Cosa vuoi che ti dica? Hanno vinto loro”
 
“Loro non hanno vinto nulla, Louis, perché VOI non avete perso nulla.”
 
Quel ‘voi’ l’aveva sottolineato con la voce, come a ricordarmene l’esistenza e il significato.
 
“Vorrei poter tornare indietro nel tempo”
 
“Fidati Lou, non cambieresti nulla comunque”
 
Forse aveva ragione. Forse non avrei cambiato una virgola di tutto quello che era successo. Non le scelte, non le urla, non il dolore. Figuriamoci i sorrisi, gli sguardi nascosti e i baci fugaci.
Figuriamoci l’amore.
Figuriamoci noi.
 
“Allora insegnami a ridare un senso alla mia esistenza. Perchè senza di lui non so farlo”
 
“E come credi che possa farlo io, Louis? Siete voi. Voi i protagonisti della vostra storia.
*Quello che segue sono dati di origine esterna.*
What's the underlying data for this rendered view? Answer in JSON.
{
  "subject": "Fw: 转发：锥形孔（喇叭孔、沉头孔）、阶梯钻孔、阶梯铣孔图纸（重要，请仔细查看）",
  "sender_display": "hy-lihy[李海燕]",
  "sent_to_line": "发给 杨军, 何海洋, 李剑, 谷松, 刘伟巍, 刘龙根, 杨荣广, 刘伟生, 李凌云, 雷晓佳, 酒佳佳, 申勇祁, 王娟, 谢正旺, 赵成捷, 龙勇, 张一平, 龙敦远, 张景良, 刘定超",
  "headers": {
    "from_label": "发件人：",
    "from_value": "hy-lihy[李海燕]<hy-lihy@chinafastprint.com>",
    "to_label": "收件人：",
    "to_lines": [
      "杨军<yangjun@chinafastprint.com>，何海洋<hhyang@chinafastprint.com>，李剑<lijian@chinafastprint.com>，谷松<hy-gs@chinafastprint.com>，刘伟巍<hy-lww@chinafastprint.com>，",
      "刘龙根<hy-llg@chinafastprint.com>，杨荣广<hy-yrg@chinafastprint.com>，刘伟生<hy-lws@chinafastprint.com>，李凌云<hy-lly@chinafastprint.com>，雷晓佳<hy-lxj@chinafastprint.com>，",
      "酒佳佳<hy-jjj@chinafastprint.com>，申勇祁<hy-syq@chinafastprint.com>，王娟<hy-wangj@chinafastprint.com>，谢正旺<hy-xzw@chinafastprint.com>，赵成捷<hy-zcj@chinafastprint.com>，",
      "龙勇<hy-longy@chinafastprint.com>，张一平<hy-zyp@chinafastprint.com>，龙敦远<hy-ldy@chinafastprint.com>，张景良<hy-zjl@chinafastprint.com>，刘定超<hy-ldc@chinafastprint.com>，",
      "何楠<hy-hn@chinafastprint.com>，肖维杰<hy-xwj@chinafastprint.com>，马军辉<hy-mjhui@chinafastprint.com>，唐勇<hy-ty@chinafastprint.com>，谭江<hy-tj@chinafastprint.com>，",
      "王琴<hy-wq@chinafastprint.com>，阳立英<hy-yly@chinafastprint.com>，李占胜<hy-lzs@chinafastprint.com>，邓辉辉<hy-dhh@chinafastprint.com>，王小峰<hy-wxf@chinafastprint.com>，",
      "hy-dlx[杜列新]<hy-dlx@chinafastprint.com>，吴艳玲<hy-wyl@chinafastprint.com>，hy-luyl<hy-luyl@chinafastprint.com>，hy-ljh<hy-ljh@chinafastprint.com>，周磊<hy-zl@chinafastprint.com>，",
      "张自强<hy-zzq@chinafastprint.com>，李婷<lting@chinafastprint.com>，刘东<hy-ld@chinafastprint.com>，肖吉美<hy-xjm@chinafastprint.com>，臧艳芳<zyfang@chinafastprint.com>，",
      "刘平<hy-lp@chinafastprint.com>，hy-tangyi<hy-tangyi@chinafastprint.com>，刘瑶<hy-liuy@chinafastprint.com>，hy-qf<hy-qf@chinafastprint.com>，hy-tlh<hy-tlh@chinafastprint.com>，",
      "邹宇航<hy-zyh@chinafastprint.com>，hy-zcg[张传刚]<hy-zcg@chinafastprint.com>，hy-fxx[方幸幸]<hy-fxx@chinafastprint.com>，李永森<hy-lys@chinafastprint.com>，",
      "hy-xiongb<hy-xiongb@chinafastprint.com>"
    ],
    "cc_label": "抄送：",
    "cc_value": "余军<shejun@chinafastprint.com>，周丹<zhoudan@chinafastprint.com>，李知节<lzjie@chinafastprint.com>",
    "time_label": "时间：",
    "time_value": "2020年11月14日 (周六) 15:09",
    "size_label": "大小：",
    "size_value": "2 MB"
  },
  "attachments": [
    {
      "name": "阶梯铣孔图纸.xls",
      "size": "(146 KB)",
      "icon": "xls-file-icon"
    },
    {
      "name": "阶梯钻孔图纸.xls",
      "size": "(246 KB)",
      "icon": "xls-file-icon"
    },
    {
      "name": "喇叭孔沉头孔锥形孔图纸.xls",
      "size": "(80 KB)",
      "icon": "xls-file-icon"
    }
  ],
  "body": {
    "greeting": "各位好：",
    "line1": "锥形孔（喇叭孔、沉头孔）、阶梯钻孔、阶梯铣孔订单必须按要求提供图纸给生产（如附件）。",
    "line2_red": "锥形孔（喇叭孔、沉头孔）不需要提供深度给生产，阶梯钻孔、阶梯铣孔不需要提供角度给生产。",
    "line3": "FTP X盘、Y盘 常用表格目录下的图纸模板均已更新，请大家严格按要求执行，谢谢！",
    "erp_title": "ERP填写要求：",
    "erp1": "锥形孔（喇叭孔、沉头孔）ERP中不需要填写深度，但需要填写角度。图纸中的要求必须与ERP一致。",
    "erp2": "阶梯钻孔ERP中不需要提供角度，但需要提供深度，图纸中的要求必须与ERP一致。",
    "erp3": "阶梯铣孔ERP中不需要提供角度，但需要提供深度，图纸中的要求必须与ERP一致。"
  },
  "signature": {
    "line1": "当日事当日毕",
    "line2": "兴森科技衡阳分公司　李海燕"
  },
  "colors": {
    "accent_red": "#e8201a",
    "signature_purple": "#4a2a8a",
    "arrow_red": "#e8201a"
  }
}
Io posso solo ascoltare, offrirti una birra e imparare”
 
“Imparare?
Da me?
E cosa?”
 
“Se ti fermi per pranzo ordino una pizza anche per te”
 
“Cosa impareresti da me ED?
Solo errori.
Solo quelli.”
 
“Rimani o no, Tommo?”
 
Infondo non avevo nessuno a casa che mi aspettasse, nessun paio di occhi verdi a fissarmi le labbra e nessun corpo da far combaciare al mio.
 
“Sì, resto.”
 
Avevo persino mangiato quel giorno, come non accadeva da tempo. Come se in quella casa, seduto su quel divano accanto a lui io mi sentissi più al sicuro, più protetto dal disprezzo che nutrivo per me stesso, dal male che continuavo a farmi.
 
Era sempre così con lui.
Sempre sentirsi più leggera l’anima.
 
Un mondo parallelo, in cui gli errori entrano con te dalla stessa porta, ti si siedono accanto allo stesso tavolo, ti versano da bere, ti rubano le parole ancora ferme sulle labbra portandosele via, e poi scompaiono.
 
“Da quanto non vi parlate?”
 
“Lo sai già, ED”
 
“Ok, ma voglio che sia tu a raccontarmelo questa volta, Louis.
Ho bisogno di ascoltare anche te, e tu hai bisogno di parlarne, o il rimorso di divorerà”
 
“Dicembre.
Ma non è il tempo da cui non ci parliamo o vediamo a consumarmi, è il modo in cui ci siamo lasciati”
 
“Intendi il modo in cui avete litigato?”
 
“No… Quello che è successo dopo.
Semplicemente lui ha smesso di cercarmi e poi ognuno ha cominciato un’altra vita, come perfetti sconosciuti.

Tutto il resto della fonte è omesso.